Norton Cybersecurity Insights Report finds
consumers believe it is more likely their credit card information will be stolen while shopping online than from their wallets
Singapore – November 2015 – Norton by Symantec (NASDAQ: SYMC), released its findings from the Norton Cybersecurity Insights Report, which sheds light on the truths of online crime and the personal effect it has on consumers.
The report found that globally, 62 percent of consumers believed it’s more likely their credit card information will be stolen online compared to only 38 percent who think it’s more likely they will lose credit card information from their wallets. Additionally, 47 percent reported they have been affected by cybercrime. In Singapore:
- Approximately seven in 10 (69 percent) Singaporeans believe using public Wi-Fi is riskier than using a public restroom
- Seven in 10 (70 percent) consumers think that storing their credit card and banking information in the cloud is riskier than not wearing a seatbelt
- More than seven in 10 (71 percent) consumers believe getting their credit information stolen after shopping online is more likely than having their credit card stolen out of their wallet
“Consumer confidence was rocked in 2014 by an unprecedented number of mega breaches that exposed the identities of millions of people who were simply making routine purchases from wellknown retailers,” said Gavin Lowth, Vice President, Norton Consumer and Small Business, Asia Pacific and Japan. “Our findings demonstrate the headlines rattled people’s trust in online activity, but the threat of cybercrime hasn’t led to widespread adoption of simple protection measures people should take to safeguard their information online.”
Who tops the list of those most aware of online security practices in Singapore? Baby Boomers – a group often considered less tech savvy – report more secure online habits than Millennials. While Millennials, born in the digital era, often throw caution to the wind with 33 percent admitting to sharing passwords and other risky online behavior.
Consumers Get Frustrated With Cybercrime
Across the 17 countries surveyed, Singapore consumers lost an average of 20 hours over the past year dealing with the fallout of online crime and nearly SGD545 per person – totaling roughly SGD5.49B. On top of this loss, cybercrime takes a true emotional toll with 6 in 10 (61 percent) of consumer cybercrime victims in Singapore feeling frustrated after becoming a victim. Further, in Singapore:
- More than eight in 10 (82 percent) of respondents said they’d feel devastated if their personal financial information was compromised
- About seven in 10 (74 percent) respondents believe dealing with the consequences of a stolen identity is more stressful than preparing for a presentation at work (52 percent)
- Nearly seven out of 10 (68 percent) respondents are more stressed when they realize that they have downloaded a virus than sitting next to a screaming baby on a plane (51 percent)
Overconfident, But Underprepared
Despite concern and awareness of cybercrime, consumers are overconfident in their online security behaviors. When asked to grade their security practices, they consistently award themselves a solid “A.” But in reality, most are not passing the most basic requirement of online security: password use. In the Singapore:
- Of those using passwords, only 3 in 10 (29 percent) respondents always use a secure password – a combination of at least eight letters, numbers and symbols. Worryingly, nearly one in four do not have a password on any device.
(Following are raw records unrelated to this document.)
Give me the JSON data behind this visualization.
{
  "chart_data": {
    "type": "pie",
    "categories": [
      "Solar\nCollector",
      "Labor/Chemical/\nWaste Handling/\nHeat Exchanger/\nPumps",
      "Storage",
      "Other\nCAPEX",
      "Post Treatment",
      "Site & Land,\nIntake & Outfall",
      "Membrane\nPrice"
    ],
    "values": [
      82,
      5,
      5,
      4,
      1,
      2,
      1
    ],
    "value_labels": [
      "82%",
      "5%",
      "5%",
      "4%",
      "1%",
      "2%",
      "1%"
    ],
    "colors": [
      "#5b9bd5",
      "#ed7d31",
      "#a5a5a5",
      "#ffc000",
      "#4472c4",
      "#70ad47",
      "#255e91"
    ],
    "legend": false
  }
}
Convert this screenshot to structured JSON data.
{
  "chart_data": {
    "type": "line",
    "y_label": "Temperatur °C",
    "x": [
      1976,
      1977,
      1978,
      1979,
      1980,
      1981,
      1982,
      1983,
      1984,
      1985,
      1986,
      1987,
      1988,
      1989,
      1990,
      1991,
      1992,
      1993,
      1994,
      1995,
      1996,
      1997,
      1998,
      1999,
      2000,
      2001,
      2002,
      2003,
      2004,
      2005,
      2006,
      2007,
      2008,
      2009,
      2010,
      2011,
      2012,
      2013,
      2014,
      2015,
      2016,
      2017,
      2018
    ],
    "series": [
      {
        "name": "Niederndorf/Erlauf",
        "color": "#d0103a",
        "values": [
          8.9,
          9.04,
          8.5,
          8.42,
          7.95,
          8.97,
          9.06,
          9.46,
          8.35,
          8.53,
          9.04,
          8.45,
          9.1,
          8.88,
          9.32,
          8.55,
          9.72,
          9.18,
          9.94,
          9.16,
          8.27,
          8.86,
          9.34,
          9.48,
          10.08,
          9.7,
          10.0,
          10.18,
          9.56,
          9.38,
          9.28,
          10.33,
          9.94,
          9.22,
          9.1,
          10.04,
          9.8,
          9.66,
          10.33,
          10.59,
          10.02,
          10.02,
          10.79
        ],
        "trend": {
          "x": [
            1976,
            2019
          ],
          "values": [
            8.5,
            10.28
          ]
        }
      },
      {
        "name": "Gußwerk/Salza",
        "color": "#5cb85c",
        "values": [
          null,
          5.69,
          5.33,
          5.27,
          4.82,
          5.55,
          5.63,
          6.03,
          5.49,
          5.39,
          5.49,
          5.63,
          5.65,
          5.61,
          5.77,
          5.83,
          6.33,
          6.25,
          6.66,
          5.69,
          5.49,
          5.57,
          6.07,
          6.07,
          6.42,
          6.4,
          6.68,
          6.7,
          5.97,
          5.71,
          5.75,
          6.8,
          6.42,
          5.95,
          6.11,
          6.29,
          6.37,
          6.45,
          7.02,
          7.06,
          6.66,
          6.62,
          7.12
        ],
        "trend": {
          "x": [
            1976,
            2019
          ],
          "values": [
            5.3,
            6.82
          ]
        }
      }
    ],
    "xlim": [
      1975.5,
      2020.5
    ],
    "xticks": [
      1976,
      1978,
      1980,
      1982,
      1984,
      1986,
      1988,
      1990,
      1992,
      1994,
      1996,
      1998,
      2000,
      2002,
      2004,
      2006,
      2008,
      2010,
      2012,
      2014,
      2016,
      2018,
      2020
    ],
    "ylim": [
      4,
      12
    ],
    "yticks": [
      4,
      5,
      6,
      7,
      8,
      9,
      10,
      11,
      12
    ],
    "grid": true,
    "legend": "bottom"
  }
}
- People are sharing passwords to online sensitive accounts with friends and family. Of those sharing passwords, almost one in four (23 percent) share the password to their banking account, and on average they are sharing passwords for two accounts, with the most common passwords shared being email (59 percent), social media (44 percent) and TV/media (16 percent).
- Ironically, 80 percent believe it is riskier to share their email password with a friend than lend them their car (20 percent), yet half of those sharing passwords do just that.
Norton Top Tips to Stay Safe Online:
- Choose a unique, smart, secure password for each account you have online. For tips on how to do this, click here.
- Delete emails from senders you don’t know, and don’t click on attachments or links on suspicious-looking emails.
- On social media sites if an offer sounds too good to be true, it just might be. Beware of the pitfalls of clicking on links from social media sites. Before clicking, hover the mouse over the link to see its destination. Only click on links that lead to reputable, official company pages.
- Always monitor your financial accounts for unusual activity. If there is a charge that you didn’t make, report it immediately. Often cybercriminals will charge a small “test” amount before attempting to drain your bank account.
- Don’t put off installing security software such as Norton Security and updating it regularly.
- Use a secure backup solution to protect files and backup regularly so criminals can’t hold them for ransom.
- Report cybercrime to the cyber cell or local police if you have been affected by cybercrime or identity theft.
To learn more about the real impact of cybercrime and how consumers can protect their digital information, go here
for more information.
About the Norton Cybersecurity Insights Report
The Norton Cybersecurity Insights Report is an online survey of 17,125 device users ages 18+ across 17 markets, commissioned by Norton by Symantec and produced by research firm Edelman Berland. The margin of error for the total sample is +/-0.75%. The Singapore sample reflects input from 1,009 Singapore device users ages 18+. The margin of error is +/- 3.09% for the total Singapore sample. Data was collected Aug. 25-Sept. 18, 2015 by Edelman Berland.